The College of the Mainland Pharmacy Technician Program, now enrolling for fall 2014, trains students to enter a rapidly growing field in fewer than two years.

The role will only become more crucial as technology increases and the U.S. population ages.

“The information our students learn about medications is useful in everyday life as well as in the workplace. Medications, over-the-counter or prescription, are used widely by many people,” explained COM pharmacy technician professor Lisa Homburg.

The Pharmacy Technician Certification Program prepares students to pass the national Pharmacy Technician Certification Exam and to work as a successful pharmacy technician in a retail or hospital setting.

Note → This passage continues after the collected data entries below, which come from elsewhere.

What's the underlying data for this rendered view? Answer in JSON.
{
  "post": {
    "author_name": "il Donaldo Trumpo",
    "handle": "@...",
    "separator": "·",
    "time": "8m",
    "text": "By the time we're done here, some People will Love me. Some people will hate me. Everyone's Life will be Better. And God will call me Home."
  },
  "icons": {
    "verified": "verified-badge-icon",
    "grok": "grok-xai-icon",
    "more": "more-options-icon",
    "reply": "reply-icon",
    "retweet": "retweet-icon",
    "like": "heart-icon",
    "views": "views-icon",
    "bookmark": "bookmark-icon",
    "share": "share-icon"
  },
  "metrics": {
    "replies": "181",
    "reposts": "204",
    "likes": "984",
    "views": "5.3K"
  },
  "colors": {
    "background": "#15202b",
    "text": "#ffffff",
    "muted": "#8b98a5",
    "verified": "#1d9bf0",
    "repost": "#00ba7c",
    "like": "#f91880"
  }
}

COM graduates prepare for the field in the lab, classroom and two internships, one at a drug store pharmacy and another at a hospital. They may also intern at a long-term care facility.

Program instructors all have industry experience as pharmacy technicians or pharmacists. In classes from Intro to Pharmacy to Pharmaceutical Math, they provide students individual assistance.

“We can teach them the math that they need to know. Students come in and think, ‘I can’t do math’ and leave knowing ‘I can do math,’” said Homburg, adding that the program requires “a lot of memorization. They have to be willing to study.”

Instructors’ assistance does not end when students graduate, and they alert students to job openings in the area.

“They are always willing to stay after (class),” said COM pharmacy technician student Evett Compton.

After graduation and passing the national certification exam, students may enter the workforce immediately or pursue further education to obtain an associate's degree in pharmacy technician. Students may also decide to pursue a Doctor of Pharmacy degree to practice as a pharmacist. The program is accredited through the American Society of Health System Pharmacists.

The program enrolls new students each fall.

“We only have 24 slots, and they do fill up quickly,” said Homburg.